Politrix and music don't have a very strong link usually. But if the communist Hungarian regime had not banned some of his music because of decadence György Ligeti might have been less inspired.

Ligeti, who was born in Transsylvania, used medieval vocal polyphony from the Low Lands as a starting point for Lux Aeterna.

In the case of the Fluxus-piece Poème Symphonique for 100 metronomes there's also a Low Lands connection. Ligeti recalls the premiere in 1963 in the city hall of Hilversum:

"The Mayor of Hilversum - wearing his traditional dark blue suit with a silver saber at his belt - and the Spanish ambassador, with a red-yellow-red cockade, gave official speeches. Both spoke of the sublime spiritual value of musical art."
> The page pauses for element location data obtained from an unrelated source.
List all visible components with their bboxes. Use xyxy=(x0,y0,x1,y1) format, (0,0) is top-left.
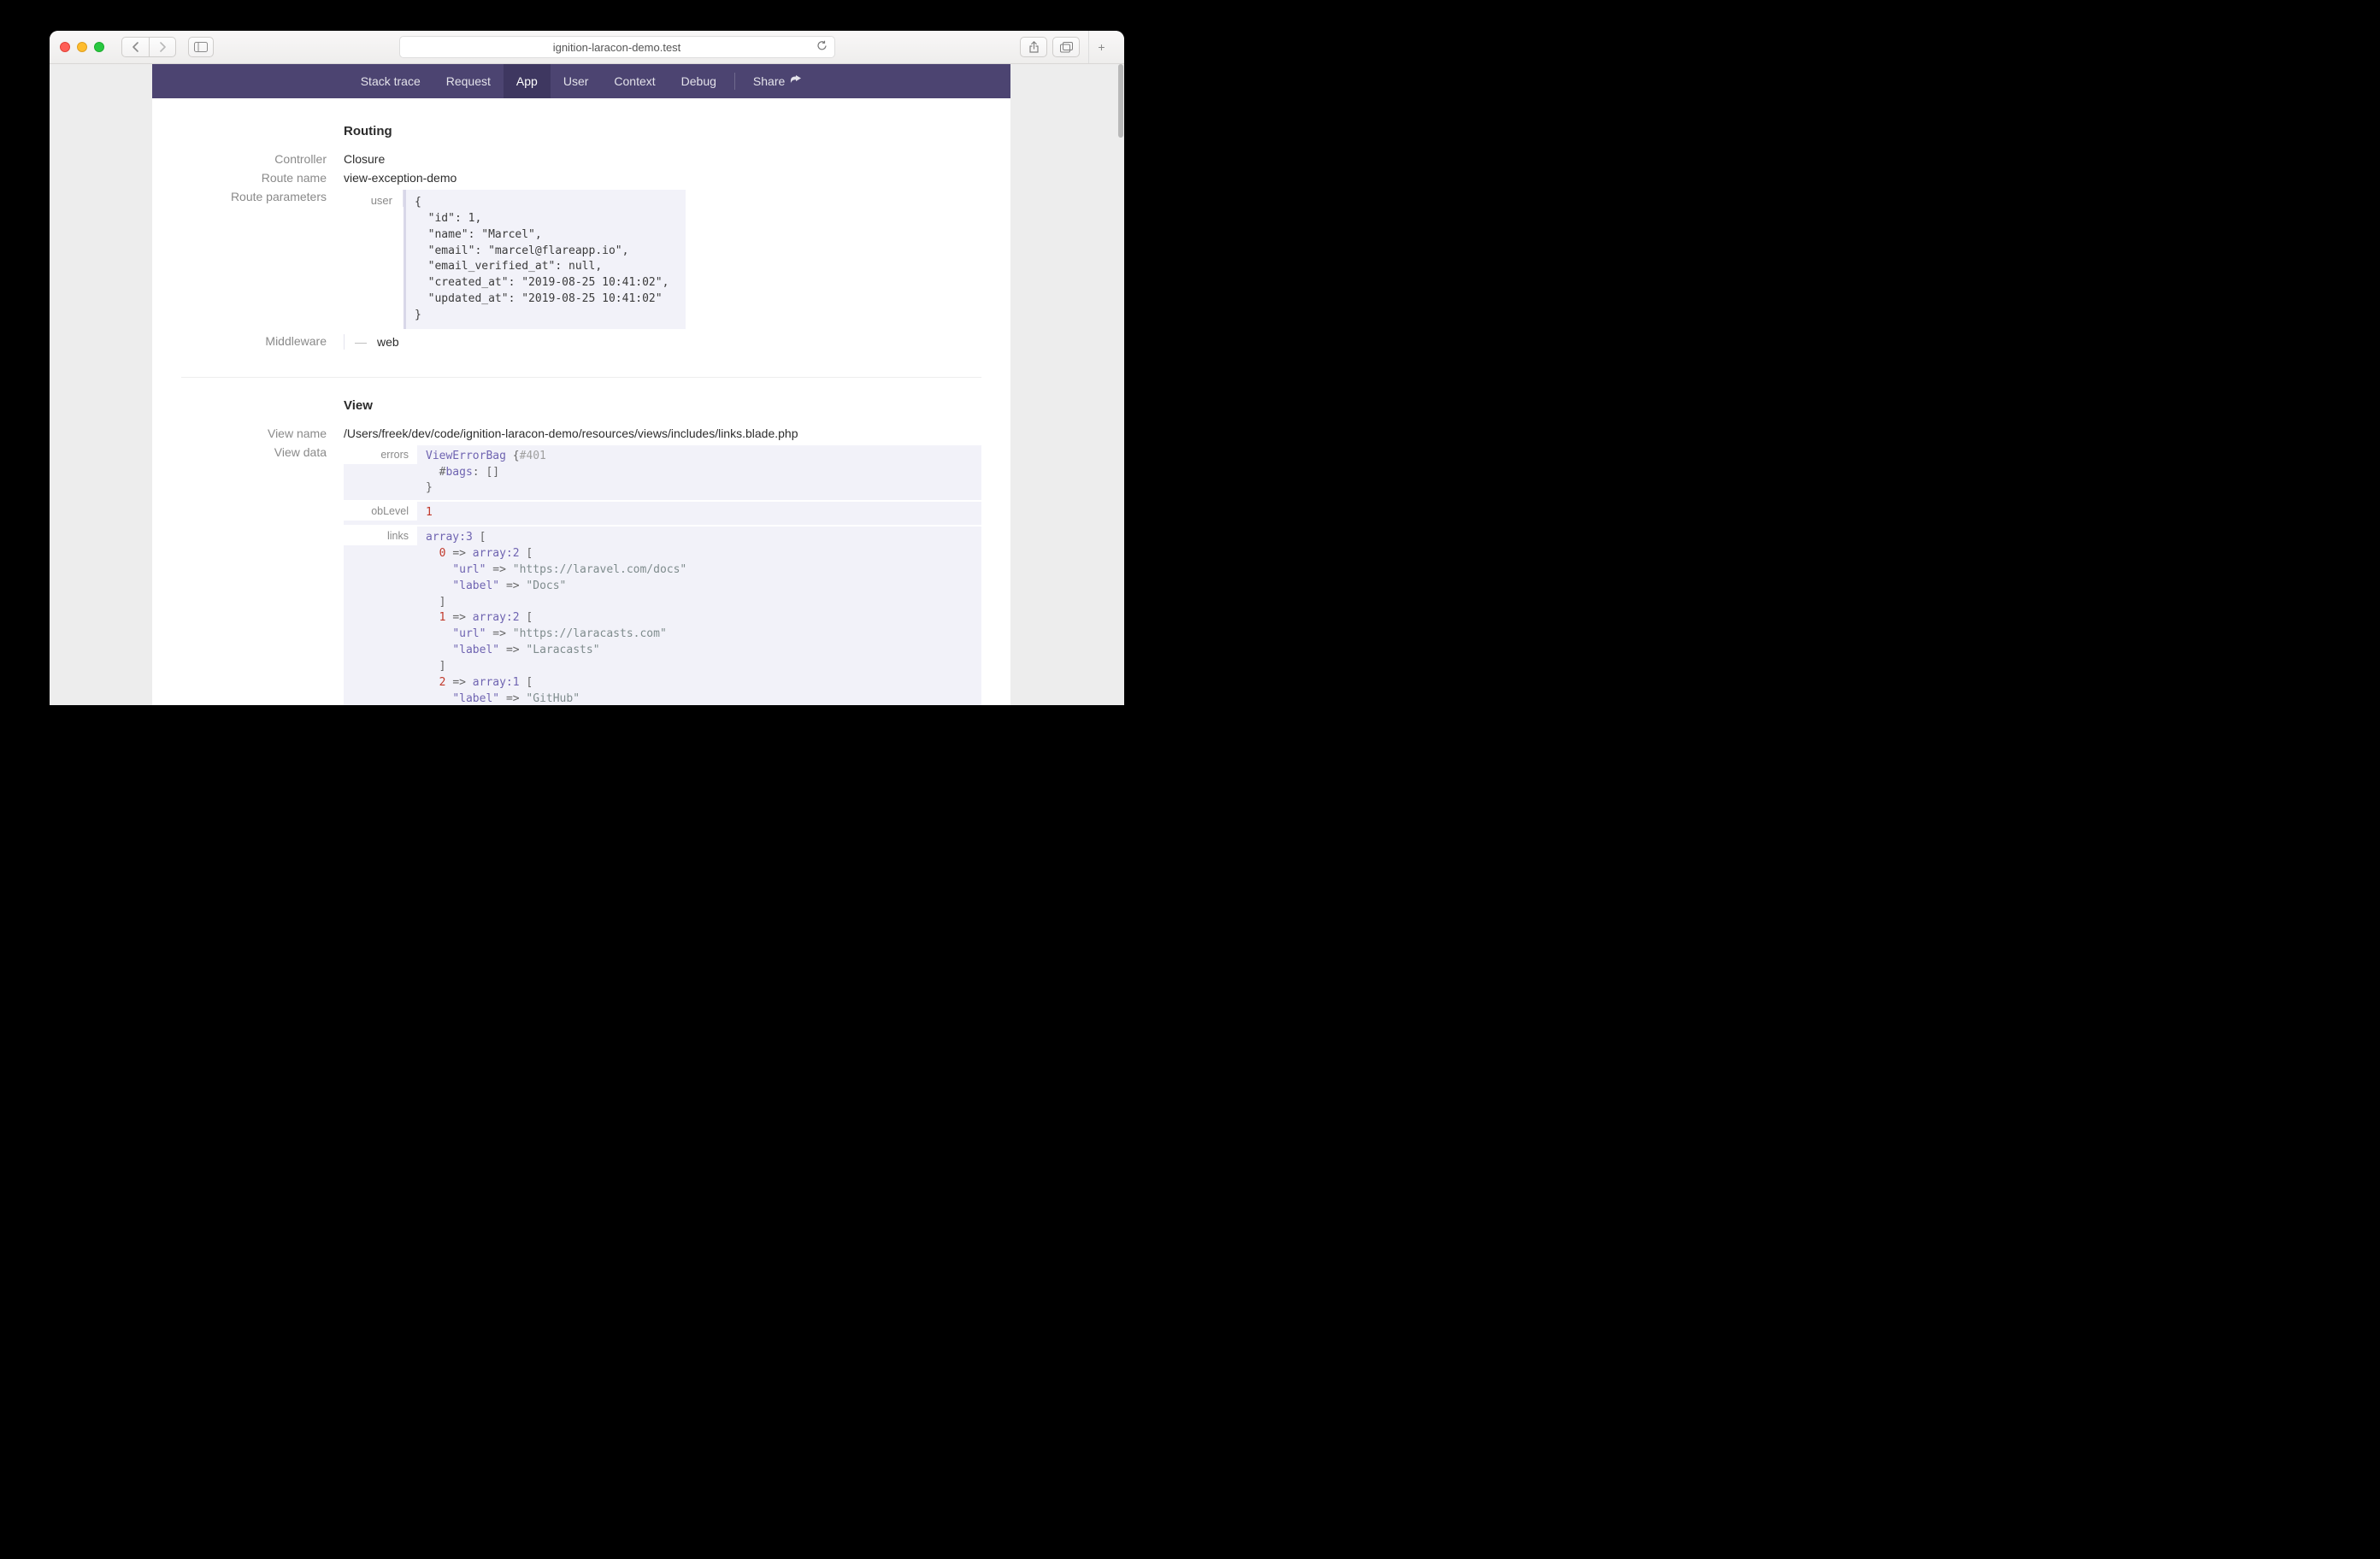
back-button[interactable] xyxy=(121,37,149,57)
vd-value-links: array:3 [ 0 => array:2 [ "url" => "https… xyxy=(417,527,981,705)
label-view-data: View data xyxy=(181,445,344,459)
value-controller: Closure xyxy=(344,152,981,166)
value-view-name: /Users/freek/dev/code/ignition-laracon-d… xyxy=(344,427,981,440)
minimize-window-button[interactable] xyxy=(77,42,87,52)
tab-request[interactable]: Request xyxy=(433,64,504,98)
view-title: View xyxy=(344,398,981,413)
label-route-name: Route name xyxy=(181,171,344,185)
address-bar-text: ignition-laracon-demo.test xyxy=(553,41,681,54)
row-view-name: View name /Users/freek/dev/code/ignition… xyxy=(181,427,981,440)
vd-value-errors: ViewErrorBag {#401 #bags: [] } xyxy=(417,445,981,501)
content: Routing Controller Closure Route name vi… xyxy=(152,98,1010,705)
main-tabs: Stack trace Request App User Context Deb… xyxy=(152,64,1010,98)
tab-stack-trace[interactable]: Stack trace xyxy=(348,64,433,98)
browser-window: ignition-laracon-demo.test + Stack trace… xyxy=(50,31,1124,705)
share-toolbar-button[interactable] xyxy=(1020,37,1047,57)
share-label: Share xyxy=(753,74,785,88)
reload-icon[interactable] xyxy=(816,40,828,54)
vd-label-oblevel: obLevel xyxy=(344,502,417,521)
label-route-parameters: Route parameters xyxy=(181,190,344,203)
section-routing: Routing Controller Closure Route name vi… xyxy=(181,124,981,372)
tab-divider xyxy=(734,73,735,90)
nav-buttons xyxy=(121,37,176,57)
forward-button[interactable] xyxy=(149,37,176,57)
row-view-data: View data errors ViewErrorBag {#401 #bag… xyxy=(181,445,981,705)
new-tab-button[interactable]: + xyxy=(1088,31,1114,63)
tab-context[interactable]: Context xyxy=(601,64,668,98)
value-route-name: view-exception-demo xyxy=(344,171,981,185)
label-view-name: View name xyxy=(181,427,344,440)
close-window-button[interactable] xyxy=(60,42,70,52)
route-params-json: { "id": 1, "name": "Marcel", "email": "m… xyxy=(404,190,686,329)
tabs-overview-button[interactable] xyxy=(1052,37,1080,57)
tab-share[interactable]: Share xyxy=(740,64,815,98)
viewport: Stack trace Request App User Context Deb… xyxy=(50,64,1124,705)
share-icon xyxy=(790,74,802,88)
label-middleware: Middleware xyxy=(181,334,344,348)
sidebar-toggle-button[interactable] xyxy=(188,37,214,57)
toolbar-right: + xyxy=(1020,31,1114,63)
scrollbar[interactable] xyxy=(1118,64,1124,705)
row-route-parameters: Route parameters user { "id": 1, "name":… xyxy=(181,190,981,329)
tab-app[interactable]: App xyxy=(504,64,551,98)
section-view: View View name /Users/freek/dev/code/ign… xyxy=(181,377,981,705)
row-route-name: Route name view-exception-demo xyxy=(181,171,981,185)
row-middleware: Middleware — web xyxy=(181,334,981,350)
middleware-value: web xyxy=(377,335,399,349)
maximize-window-button[interactable] xyxy=(94,42,104,52)
tab-user[interactable]: User xyxy=(551,64,602,98)
page: Stack trace Request App User Context Deb… xyxy=(152,64,1010,705)
sublabel-user: user xyxy=(344,190,404,207)
window-controls xyxy=(60,42,104,52)
vd-label-links: links xyxy=(344,527,417,545)
viewdata-errors: errors ViewErrorBag {#401 #bags: [] } xyxy=(344,445,981,501)
vd-value-oblevel: 1 xyxy=(417,502,981,525)
row-controller: Controller Closure xyxy=(181,152,981,166)
label-controller: Controller xyxy=(181,152,344,166)
scrollbar-thumb[interactable] xyxy=(1118,64,1123,138)
viewdata-links: links array:3 [ 0 => array:2 [ "url" => … xyxy=(344,527,981,705)
address-bar[interactable]: ignition-laracon-demo.test xyxy=(399,36,835,58)
routing-title: Routing xyxy=(344,124,981,138)
viewdata-oblevel: obLevel 1 xyxy=(344,502,981,525)
titlebar: ignition-laracon-demo.test + xyxy=(50,31,1124,64)
tab-debug[interactable]: Debug xyxy=(669,64,729,98)
middleware-dash: — xyxy=(345,335,377,349)
vd-label-errors: errors xyxy=(344,445,417,464)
Ligeti had managed to get 100 metronomes on loan and ten people dressed in tuxedo's were being directed by the maestro, who was himself dressed in an oversized rented suit. Dutch tv filmed the event.

"Since the audience had never heard of Fluxus, and since John Cage, too, was as yet completely unknown to the invited nobility and citizens of Hilversum, the last tick of the last metronome was followed by an oppressive silence."

The Poème Symphonique never made it to Dutch tv. They showed a soccer game instead.

"It turned out that the program had been prohibited at the urgent request of the Hilversum Senate - although in the liberal Netherlands there was supposed to be no censorship".